15. Uma bela maneira de pedir humildade a Deus foi a seguinte, usada por um grande santo. Senhor, dizia ele, nem sequer sei o que é a humildade, mas sei que não a possuo e que não posso obtê-la por mim mesmo; e que, se não a tiver, não me salvarei; portanto, só me resta pedi-la a Vós, mas dai-me a graça de a pedir como devo. Prometestes, meu Deus, conceder-me todas as coisas que Vos pedir e que são necessárias para a minha salvação eterna; e sendo a humildade a coisa mais necessária para mim, a fé obriga-me a acreditar que Vós a concedereis a mim, se eu vos souber pedi-la. Mas aqui reside a dificuldade, porque não sei vos pedir como devo. Ensinai-me e ajudai-me para que eu vos peça como V´s quereis que eu peça e da maneira eficaz com que Vós mesmo sabeis que serei ouvido. E como Vós  me ordenastes ser humilde, estou pronto a obedecer; mas faz com que, com a vossa ajuda, eu possa na verdade tornar-me tal como Vós o desejais. Desejo ardentemente ser humilde, e de onde me vem este amor e desejo de humildade senão de Vós, que o puseste no meu coração pela vossa santa graça? Por vossa bondade, concedei-me, pois, o que me fizestes amar e desejar tanto. Espero-o e continuarei nesta confiança: 'Fortalecei-me, Senhor Deus, para que, como prometeste, eu possa realizar o que propus, acreditando que por Vós possa ser feito' [Jt 13,7].

16. Podemos persuadir-nos de que possuímos várias virtudes, porque temos dentro de nós uma prova tangível de que realmente as possuímos. Assim, podemos julgar-nos castos, porque nos sentimos realmente atraídos pela castidade; ou podemos considerar-nos abstêmios, porque o somos por natureza; ou obedientes, porque praticamos uma obediência pronta. Mas, por mais que um homem exercite a humildade, nunca poderá formar um juízo sobre o fato de ser realmente humilde, pois aquele que se julga humilde na verdade já não o é.

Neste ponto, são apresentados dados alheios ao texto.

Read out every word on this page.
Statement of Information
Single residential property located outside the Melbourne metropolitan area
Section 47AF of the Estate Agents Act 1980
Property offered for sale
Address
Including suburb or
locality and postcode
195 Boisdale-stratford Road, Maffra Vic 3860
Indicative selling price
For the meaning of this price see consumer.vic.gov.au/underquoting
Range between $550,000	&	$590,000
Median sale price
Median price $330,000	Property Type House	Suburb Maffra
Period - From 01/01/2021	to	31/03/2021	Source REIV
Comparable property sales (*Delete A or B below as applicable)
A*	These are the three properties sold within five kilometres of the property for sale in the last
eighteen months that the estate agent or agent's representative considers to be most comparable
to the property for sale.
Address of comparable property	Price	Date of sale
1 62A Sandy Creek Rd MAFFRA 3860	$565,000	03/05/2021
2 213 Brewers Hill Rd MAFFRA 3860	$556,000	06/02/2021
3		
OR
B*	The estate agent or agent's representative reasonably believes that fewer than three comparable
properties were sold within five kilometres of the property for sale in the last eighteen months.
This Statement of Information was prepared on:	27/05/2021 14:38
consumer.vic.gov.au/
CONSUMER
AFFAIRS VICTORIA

Da mesma forma que reconhecer que se é orgulhoso é o começo da humildade, também se lisonjear de que se é humilde é o começo do orgulho e, quanto mais humildes nos julgamos, maior é o nosso orgulho. Essa autocomplacência que o coração sente, fazendo-nos imaginar que somos humildes em consequência de algumas reflexões agradáveis que tivemos a nosso respeito, é uma espécie de vaidade; e como pode existir vaidade com a humildade que se funda unicamente na verdade? A vaidade não é senão uma mentira, e é precisamente da mentira que nasce o orgulho. Roguemos a Deus como o profeta: 'Não me calque o pé do orgulhoso' [Sl 35, 12]. Concedei-me, ó meu Deus, que eu seja humilde, mas que não saiba que sou humilde. Faz-me santo, mas ignorante da santidade; porque se eu aprendesse a saber ou mesmo a imaginar-me santo, tornar-me-ia vaidoso; e pela vaidade, perderia toda a humildade e santidade.

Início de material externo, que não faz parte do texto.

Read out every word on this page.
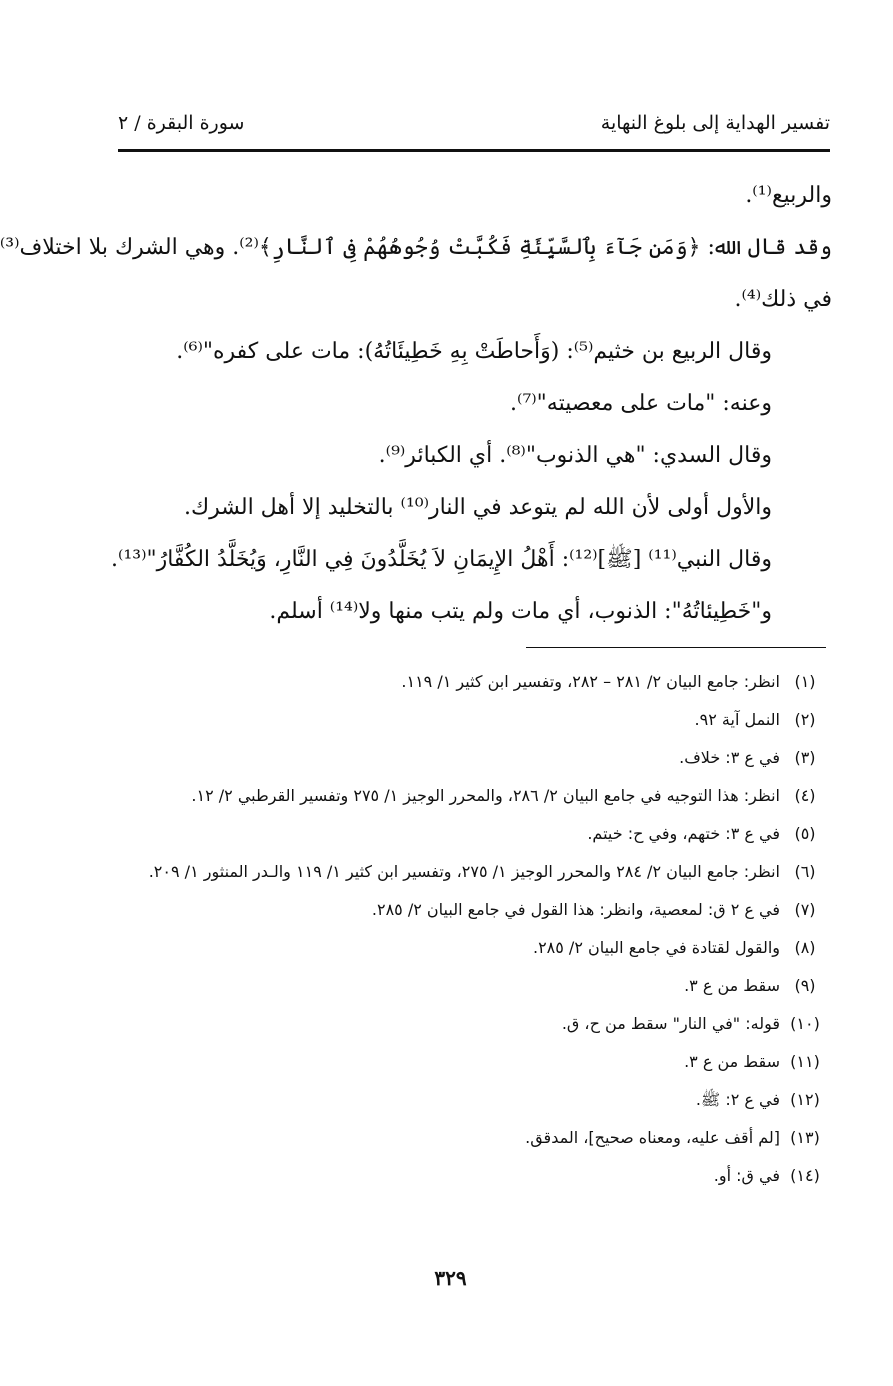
تفسير الهداية إلى بلوغ النهاية
سورة البقرة / ٢
والربيع⁽¹⁾.
وقد قال الله: ﴿وَمَن جَآءَ بِٱلسَّيِّئَةِ فَكُبَّتْ وُجُوهُهُمْ فِى ٱلنَّارِ﴾⁽²⁾. وهي الشرك بلا اختلاف⁽³⁾
في ذلك⁽⁴⁾.
وقال الربيع بن خثيم⁽⁵⁾: (وَأَحاطَتْ بِهِ خَطِيئَاتُهُ): مات على كفره"⁽⁶⁾.
وعنه: "مات على معصيته"⁽⁷⁾.
وقال السدي: "هي الذنوب"⁽⁸⁾. أي الكبائر⁽⁹⁾.
والأول أولى لأن الله لم يتوعد في النار⁽¹⁰⁾ بالتخليد إلا أهل الشرك.
وقال النبي⁽¹¹⁾ [ﷺ]⁽¹²⁾: أَهْلُ الإِيمَانِ لاَ يُخَلَّدُونَ فِي النَّارِ، وَيُخَلَّدُ الكُفَّارُ"⁽¹³⁾.
و"خَطِيئاتُهُ": الذنوب، أي مات ولم يتب منها ولا⁽¹⁴⁾ أسلم.
(١)
انظر: جامع البيان ٢/ ٢٨١ – ٢٨٢، وتفسير ابن كثير ١/ ١١٩.
(٢)
النمل آية ٩٢.
(٣)
في ع ٣: خلاف.
(٤)
انظر: هذا التوجيه في جامع البيان ٢/ ٢٨٦، والمحرر الوجيز ١/ ٢٧٥ وتفسير القرطبي ٢/ ١٢.
(٥)
في ع ٣: ختهم، وفي ح: خيتم.
(٦)
انظر: جامع البيان ٢/ ٢٨٤ والمحرر الوجيز ١/ ٢٧٥، وتفسير ابن كثير ١/ ١١٩ والـدر المنثور ١/ ٢٠٩.
(٧)
في ع ٢ ق: لمعصية، وانظر: هذا القول في جامع البيان ٢/ ٢٨٥.
(٨)
والقول لقتادة في جامع البيان ٢/ ٢٨٥.
(٩)
سقط من ع ٣.
(١٠)
قوله: "في النار" سقط من ح، ق.
(١١)
سقط من ع ٣.
(١٢)
في ع ٢: ﷺ.
(١٣)
[لم أقف عليه، ومعناه صحيح]، المدقق.
(١٤)
في ق: أو.
٣٢٩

 17. Do que acaba de ser exposto, é possível que surja uma dúvida tormentosa no espírito de alguém que diga: 'Se me julgo carente de humildade, devo concluir que estou perdido, e tal julgamento me levaria ao desespero'. Mas não percebeis o erro? Para falar com sabedoria, deveríeis dizer: 'Sei que me falta a humildade; portanto, devo procurar obtê-la, porque sem humildade sou um réprobo, e é necessário ser humilde para estar entre os eleitos'.

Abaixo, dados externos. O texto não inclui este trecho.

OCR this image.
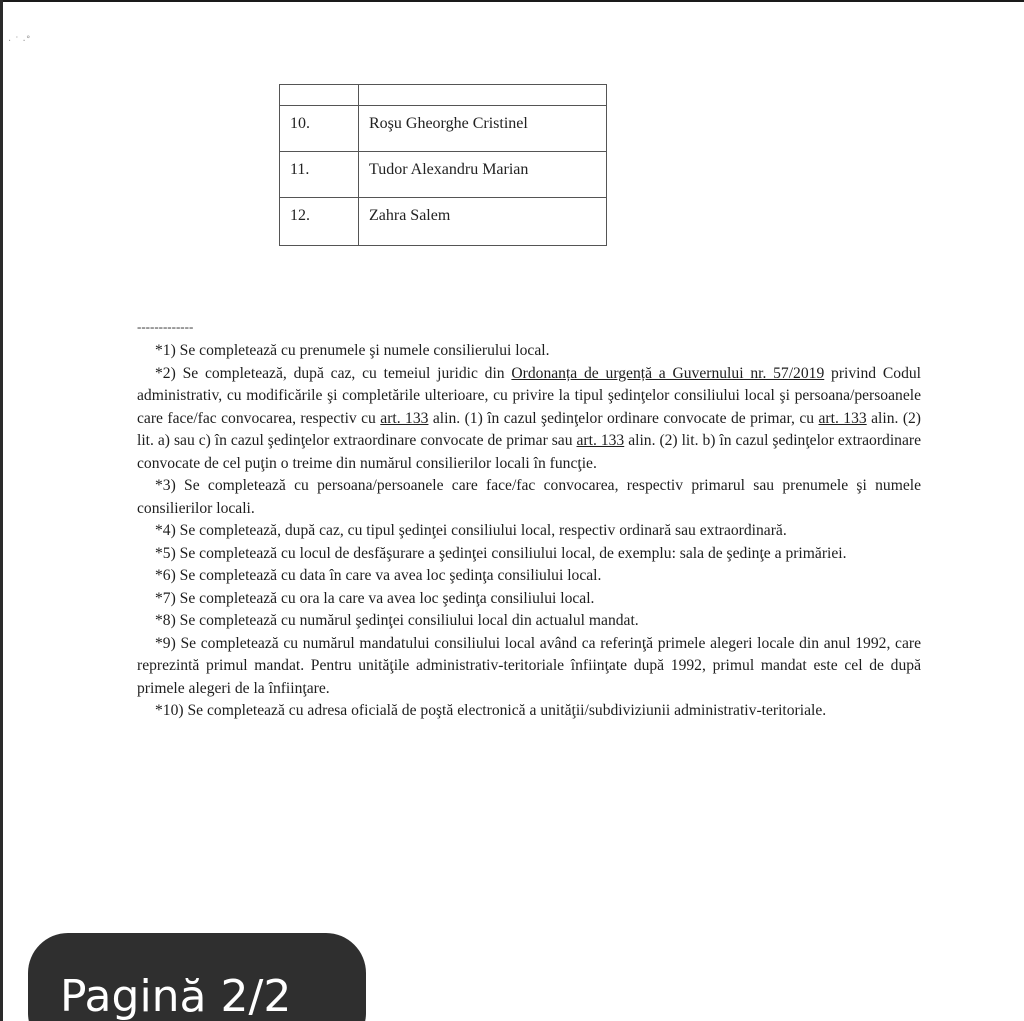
· ˙ ·˚

10.	Roşu Gheorghe Cristinel
11.	Tudor Alexandru Marian
12.	Zahra Salem
-------------

*1) Se completează cu prenumele şi numele consilierului local.

*2) Se completează, după caz, cu temeiul juridic din Ordonanța de urgență a Guvernului nr. 57/2019 privind Codul administrativ, cu modificările şi completările ulterioare, cu privire la tipul şedinţelor consiliului local şi persoana/persoanele care face/fac convocarea, respectiv cu art. 133 alin. (1) în cazul şedinţelor ordinare convocate de primar, cu art. 133 alin. (2) lit. a) sau c) în cazul şedinţelor extraordinare convocate de primar sau art. 133 alin. (2) lit. b) în cazul şedinţelor extraordinare convocate de cel puţin o treime din numărul consilierilor locali în funcţie.

*3) Se completează cu persoana/persoanele care face/fac convocarea, respectiv primarul sau prenumele şi numele consilierilor locali.

*4) Se completează, după caz, cu tipul şedinţei consiliului local, respectiv ordinară sau extraordinară.

*5) Se completează cu locul de desfăşurare a şedinţei consiliului local, de exemplu: sala de şedinţe a primăriei.

*6) Se completează cu data în care va avea loc şedinţa consiliului local.

*7) Se completează cu ora la care va avea loc şedinţa consiliului local.

*8) Se completează cu numărul şedinţei consiliului local din actualul mandat.

*9) Se completează cu numărul mandatului consiliului local având ca referinţă primele alegeri locale din anul 1992, care reprezintă primul mandat. Pentru unităţile administrativ-teritoriale înfiinţate după 1992, primul mandat este cel de după primele alegeri de la înfiinţare.

*10) Se completează cu adresa oficială de poştă electronică a unităţii/subdiviziunii administrativ-teritoriale.

Pagină 2/2
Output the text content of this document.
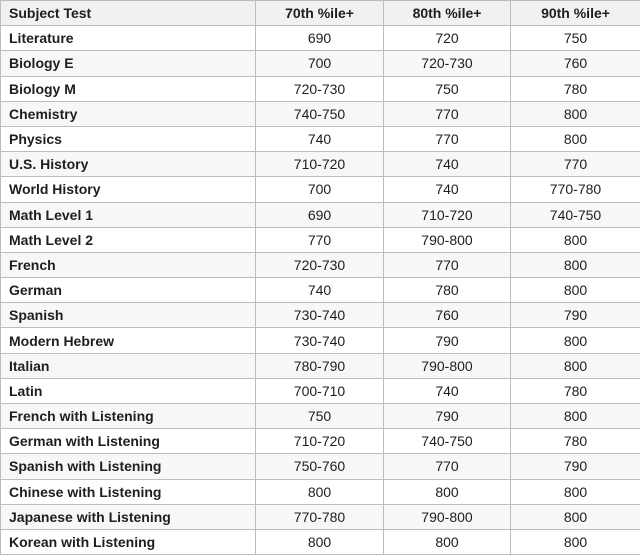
Subject Test	70th %ile+	80th %ile+	90th %ile+
Literature	690	720	750
Biology E	700	720-730	760
Biology M	720-730	750	780
Chemistry	740-750	770	800
Physics	740	770	800
U.S. History	710-720	740	770
World History	700	740	770-780
Math Level 1	690	710-720	740-750
Math Level 2	770	790-800	800
French	720-730	770	800
German	740	780	800
Spanish	730-740	760	790
Modern Hebrew	730-740	790	800
Italian	780-790	790-800	800
Latin	700-710	740	780
French with Listening	750	790	800
German with Listening	710-720	740-750	780
Spanish with Listening	750-760	770	790
Chinese with Listening	800	800	800
Japanese with Listening	770-780	790-800	800
Korean with Listening	800	800	800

De fato, seria motivo de desespero se, por um lado, a humildade fosse necessária para a salvação e, por outro, fosse inatingível. Mas nada é mais natural para nós do que a humildade, porque somos atraídos para ela pela nossa própria miséria; e nada é mais fácil, pois basta abrirmos os olhos e conhecermo-nos a nós próprios; não é uma virtude que tenhamos de ir procurar longe, pois podemos sempre encontrá-la dentro de nós, e temos uma infinidade de boas razões para o fazer. No entanto, enquanto a vida durar, devemos esforçar-nos por adquirir a humildade, sem nunca imaginar que a adquirimos; e mesmo que a tenhamos obtido em certa medida, devemos continuar a esforçar-nos como se não a possuíssemos, a fim de a podermos conservar. Tenhamos um verdadeiro desejo de sermos humildes; não deixemos de implorar a Deus que nos dê a graça de sermos humildes; e estudemos frequentemente os motivos que podem ajudar a tornar-nos humildes de coração; e não duvidemos da bondade divina, mas conformemo-nos com os conselhos que nos são dados na Sagrada Escritura: 'Pensai no Senhor com bondade'  [Sb 1,1].

18. Embora sintamos profundamente uma humilhação quando somos insultados, perseguidos ou caluniados, isso não significa que não possamos sofrer tais provações com sentimentos de verdadeira humildade, submetendo a natureza à razão e à fé e sacrificando o ressentimento do nosso amor-próprio ao amor de Deus. Não somos feitos de pedra, de modo que precisemos ser insensíveis ou insensatos para sermos humildes. De alguns mártires, lemos que se contorciam sob seus tormentos; de outros, que se alegravam mais ou menos com eles, segundo o maior ou menor grau de unção que recebiam do Espírito Santo; e todos foram recompensados com a coroa da glória, pois não é a dor ou o sentimento que faz o mártir, mas o motivo sobrenatural da virtude. Do mesmo modo, algumas pessoas humildes sentem prazer em serem humilhadas, e outras sentem tristeza, especialmente quando sobrecarregadas com calúnias; e, no entanto, todas elas pertencem à esfera dos humildes, porque não é a humilhação nem o sofrimento por si só que torna a alma humilde, mas o ato interior pelo qual essa mesma humilhação é aceita e recebida por motivos de humildade cristã e especialmente pelo desejo de se assemelhar a Jesus Cristo que, embora com direito a todas as honras que o mundo lhe podia oferecer, suportou a humilhação e o desprezo para a glória do seu Pai eterno: 'Por amor de Vós, ó Deus de Israel, suportei o opróbrio'  [Sl 68,8].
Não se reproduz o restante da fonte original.